Check human history. Any age. The gap in wealth widens as specialisation and industries grow. The reason for this correlation is because the more industries we create the more menial positions we need. The more menial positions we need to cover the less CEO's we need. This is how 1% ends up owning almost everything on the planet. Heck even in feudalism the percentage was more around 10%. In Ancient Egypt the gap between the slaves and the citizens was much smaller. Same applies with ancient Greece.

What is fair for me might not be for you. This is again because of entropy. People grow in different environments, different cultures, have different histories, customs. We cannot possibly come together by means of agreeing with something as generic as "fair".

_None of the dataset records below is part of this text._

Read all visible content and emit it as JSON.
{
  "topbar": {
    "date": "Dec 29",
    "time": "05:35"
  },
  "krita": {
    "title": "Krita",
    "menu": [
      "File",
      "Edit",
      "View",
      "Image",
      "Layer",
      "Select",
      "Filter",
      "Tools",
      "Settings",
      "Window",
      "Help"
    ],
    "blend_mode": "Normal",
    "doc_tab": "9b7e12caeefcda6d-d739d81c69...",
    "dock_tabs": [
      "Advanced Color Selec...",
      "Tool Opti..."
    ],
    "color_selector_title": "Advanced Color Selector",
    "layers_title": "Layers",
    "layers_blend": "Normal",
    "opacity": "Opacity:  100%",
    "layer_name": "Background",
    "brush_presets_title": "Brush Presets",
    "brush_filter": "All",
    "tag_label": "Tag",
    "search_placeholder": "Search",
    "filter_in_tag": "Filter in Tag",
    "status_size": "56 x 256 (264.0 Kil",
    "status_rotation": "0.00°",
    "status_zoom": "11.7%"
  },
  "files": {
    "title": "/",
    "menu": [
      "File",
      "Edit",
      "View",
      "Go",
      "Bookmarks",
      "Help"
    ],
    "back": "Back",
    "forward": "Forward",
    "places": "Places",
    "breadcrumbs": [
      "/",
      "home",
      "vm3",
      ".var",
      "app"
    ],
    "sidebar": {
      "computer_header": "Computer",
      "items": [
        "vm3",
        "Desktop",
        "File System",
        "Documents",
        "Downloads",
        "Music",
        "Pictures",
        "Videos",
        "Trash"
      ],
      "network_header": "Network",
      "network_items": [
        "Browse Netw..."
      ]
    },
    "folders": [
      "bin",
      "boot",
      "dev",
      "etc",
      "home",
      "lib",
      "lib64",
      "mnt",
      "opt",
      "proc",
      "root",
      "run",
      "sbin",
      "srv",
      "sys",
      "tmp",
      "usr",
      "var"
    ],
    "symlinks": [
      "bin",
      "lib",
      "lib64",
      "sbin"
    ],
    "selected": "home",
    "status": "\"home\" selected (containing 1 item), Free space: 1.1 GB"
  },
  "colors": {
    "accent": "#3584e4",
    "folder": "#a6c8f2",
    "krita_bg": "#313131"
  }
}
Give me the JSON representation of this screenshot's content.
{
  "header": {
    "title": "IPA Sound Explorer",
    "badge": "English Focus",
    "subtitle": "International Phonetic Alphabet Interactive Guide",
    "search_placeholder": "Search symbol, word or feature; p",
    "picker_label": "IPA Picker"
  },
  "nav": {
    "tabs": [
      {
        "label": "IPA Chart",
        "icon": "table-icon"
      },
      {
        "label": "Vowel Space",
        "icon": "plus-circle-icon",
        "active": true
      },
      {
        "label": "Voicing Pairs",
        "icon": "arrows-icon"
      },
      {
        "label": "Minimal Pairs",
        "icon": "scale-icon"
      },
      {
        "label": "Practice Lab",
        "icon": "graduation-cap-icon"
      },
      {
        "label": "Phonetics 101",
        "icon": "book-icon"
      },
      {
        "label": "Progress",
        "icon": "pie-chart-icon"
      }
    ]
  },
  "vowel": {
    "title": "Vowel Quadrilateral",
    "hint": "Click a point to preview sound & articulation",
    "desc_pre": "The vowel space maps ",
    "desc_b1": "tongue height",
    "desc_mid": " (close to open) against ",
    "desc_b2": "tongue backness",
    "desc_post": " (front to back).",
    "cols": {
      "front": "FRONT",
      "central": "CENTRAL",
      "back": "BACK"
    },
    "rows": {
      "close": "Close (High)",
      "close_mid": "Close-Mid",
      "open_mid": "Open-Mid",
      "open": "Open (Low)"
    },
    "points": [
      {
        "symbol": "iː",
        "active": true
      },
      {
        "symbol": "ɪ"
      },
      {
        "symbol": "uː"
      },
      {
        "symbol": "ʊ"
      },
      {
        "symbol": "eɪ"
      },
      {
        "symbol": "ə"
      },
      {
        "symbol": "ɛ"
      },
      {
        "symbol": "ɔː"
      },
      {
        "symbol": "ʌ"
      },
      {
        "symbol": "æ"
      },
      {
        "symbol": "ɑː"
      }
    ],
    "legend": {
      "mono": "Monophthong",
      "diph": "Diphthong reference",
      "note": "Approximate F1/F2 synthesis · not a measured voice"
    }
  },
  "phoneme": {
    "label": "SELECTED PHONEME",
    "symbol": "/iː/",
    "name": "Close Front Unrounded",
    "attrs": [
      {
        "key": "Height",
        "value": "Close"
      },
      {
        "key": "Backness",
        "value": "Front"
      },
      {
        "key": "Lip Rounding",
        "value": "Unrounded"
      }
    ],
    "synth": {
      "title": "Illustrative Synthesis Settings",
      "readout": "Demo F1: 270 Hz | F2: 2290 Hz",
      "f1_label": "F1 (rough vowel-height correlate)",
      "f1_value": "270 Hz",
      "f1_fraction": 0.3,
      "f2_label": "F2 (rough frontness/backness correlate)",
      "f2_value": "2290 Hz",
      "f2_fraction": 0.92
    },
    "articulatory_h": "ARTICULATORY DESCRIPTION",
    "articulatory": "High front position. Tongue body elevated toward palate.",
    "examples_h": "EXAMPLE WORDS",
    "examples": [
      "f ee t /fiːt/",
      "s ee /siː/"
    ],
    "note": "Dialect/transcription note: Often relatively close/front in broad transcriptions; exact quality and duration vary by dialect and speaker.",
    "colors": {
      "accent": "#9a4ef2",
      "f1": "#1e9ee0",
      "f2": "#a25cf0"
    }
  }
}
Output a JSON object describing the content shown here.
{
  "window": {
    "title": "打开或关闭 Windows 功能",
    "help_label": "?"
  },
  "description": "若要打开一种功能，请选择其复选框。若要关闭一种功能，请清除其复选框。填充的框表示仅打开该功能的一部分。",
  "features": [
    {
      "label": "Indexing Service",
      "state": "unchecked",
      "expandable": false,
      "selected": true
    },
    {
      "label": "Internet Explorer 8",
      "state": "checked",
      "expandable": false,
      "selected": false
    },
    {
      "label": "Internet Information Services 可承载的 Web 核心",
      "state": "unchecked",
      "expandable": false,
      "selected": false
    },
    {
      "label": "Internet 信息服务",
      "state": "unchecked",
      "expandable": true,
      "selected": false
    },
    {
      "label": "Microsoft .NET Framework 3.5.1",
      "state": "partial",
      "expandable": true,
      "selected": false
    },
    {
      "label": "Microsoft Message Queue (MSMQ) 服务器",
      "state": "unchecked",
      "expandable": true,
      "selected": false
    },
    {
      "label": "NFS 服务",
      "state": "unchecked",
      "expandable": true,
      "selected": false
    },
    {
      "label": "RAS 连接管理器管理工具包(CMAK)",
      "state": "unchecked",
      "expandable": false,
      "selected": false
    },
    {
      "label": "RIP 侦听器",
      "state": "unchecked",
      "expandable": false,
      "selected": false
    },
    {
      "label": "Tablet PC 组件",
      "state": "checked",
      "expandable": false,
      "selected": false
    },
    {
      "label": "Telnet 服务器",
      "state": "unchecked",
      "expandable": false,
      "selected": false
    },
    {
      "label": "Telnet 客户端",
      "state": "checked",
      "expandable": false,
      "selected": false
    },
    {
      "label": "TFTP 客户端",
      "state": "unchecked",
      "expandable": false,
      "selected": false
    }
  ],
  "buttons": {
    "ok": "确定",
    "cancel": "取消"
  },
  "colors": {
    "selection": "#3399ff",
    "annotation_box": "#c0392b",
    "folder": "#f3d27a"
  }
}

Nonetheless, we live better lives today compared to any time in human history. The gap actually helps people since we all grow richer and even taste the upper strata once in a while.

"people may not perceive things to be fair. "

Equally as important (and dangerous) is a) who is the arbiter of what is fair and b) who decides who is the arbiter of this fairness?

Basic survival requires food, water and shelter. Beyond that, it is necessarily subjective because there will always be perspective influencing what someone deserves and what others think someone deserves.

Apart from protecting people from starvation, thirst, disease and freezing/burning to death, I'm not sure how a system could be implemented without an opt-in charity component.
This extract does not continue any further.